Switching to a custom loop alone is a massive bonus to the computer's ability to be cooled, because water is a much more efficient way to move heat than air. Case radiators also have much more volume than the heat sinks on your GPU and CPU right now, improving the cooling further.

Once you step into this world, the choices open to you are staggering. Delidding the CPU. Using liquid metal instead of thermal paste, etc. etc. Unless you're planning on overclocking your system, there's no point to doing any of those things that are actively dangerous.

Liquid metal buys you a couple of degrees °C at best, at the cost of being dangerous and difficult to apply and even a tiny escaped drop having the ability to short and fry your GPU for good.

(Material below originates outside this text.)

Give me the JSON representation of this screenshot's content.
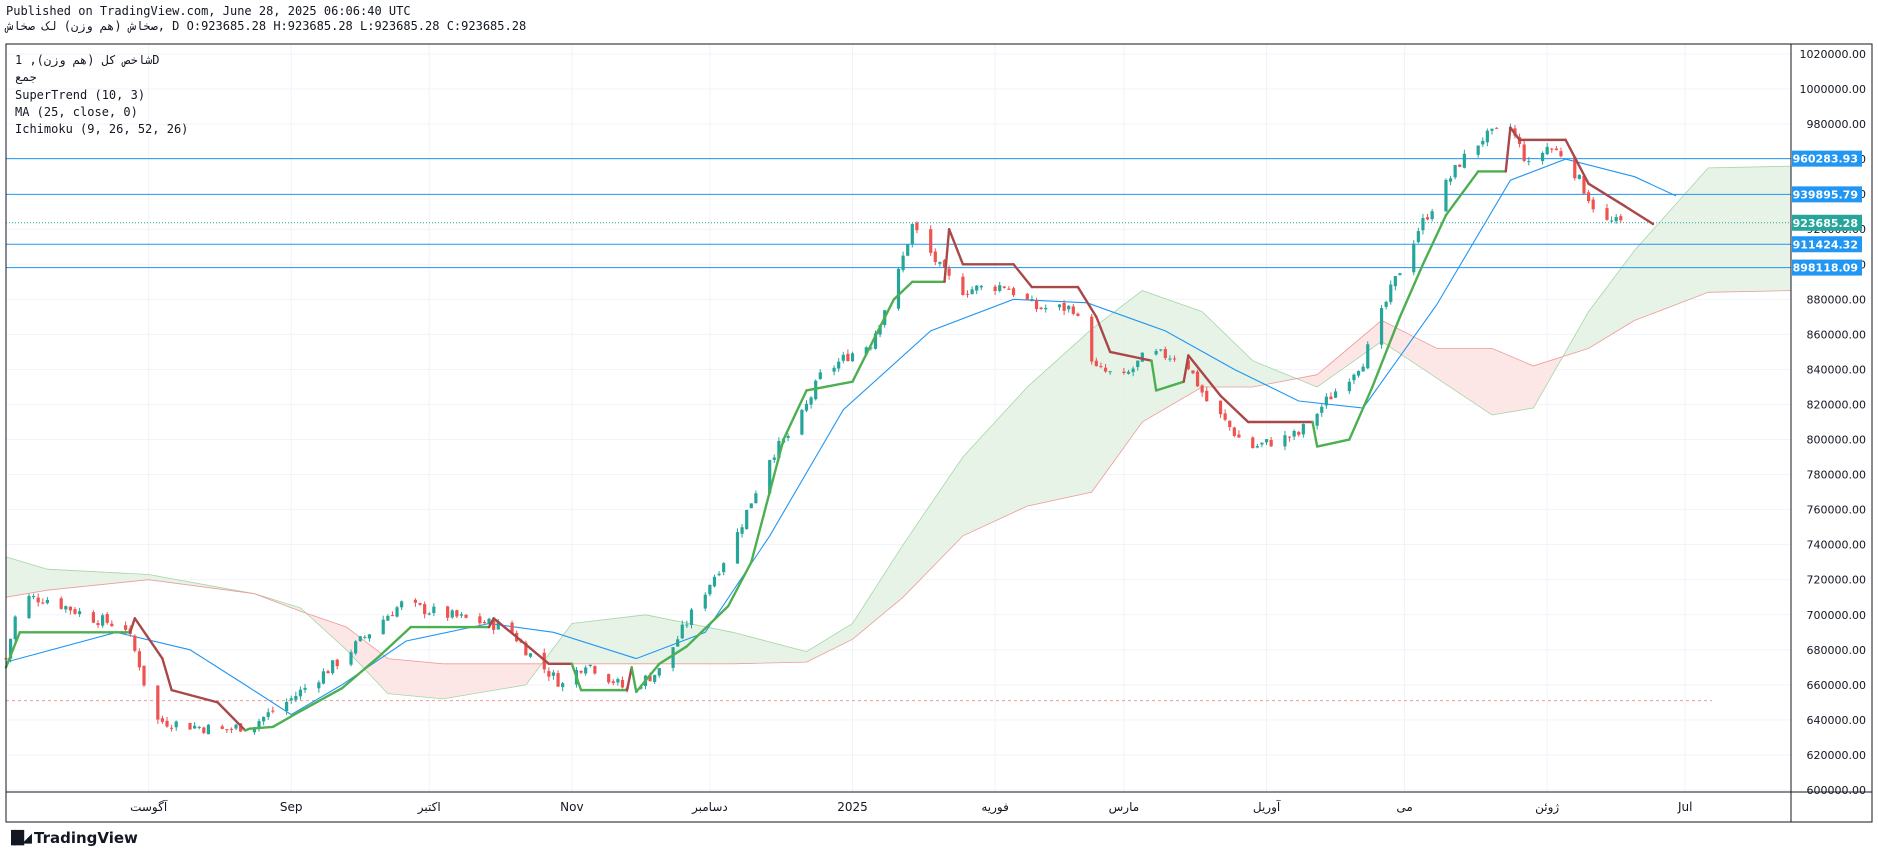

Delidding your CPU is only useful if you plan to overclock. I did it, but only because the company Thermal Grizzly sells delidded CPUs and a fitting water cooling block. If you're doing it at home, the investment is way too large to make sense. Delidding also requires liquid metal afterwards. See paragraph above for that.

If you're in this just because you want a high performing system at less noise, then using a PTM material instead of thermal paste is going to be good enough.

All of these improvements lower temperatures of your components. Delidding the CPU and cooling it directly buys you something like 20°C under load. But the thing is, a good water cooling loop can absolutely cope with a high performance CPU running at 100 per cent. With the IHS on it'll just push 80°C instead of 60°C.

Functionally, there's no difference if the CPU runs at 60°C or 80°C. The only time it matters if if you're over clocking and through that causing the CPU to approach its thermal limit. Then dropping it by a few degrees makes sense.

If not? Skip them.

I hope these help people. Feel free to ask any questions!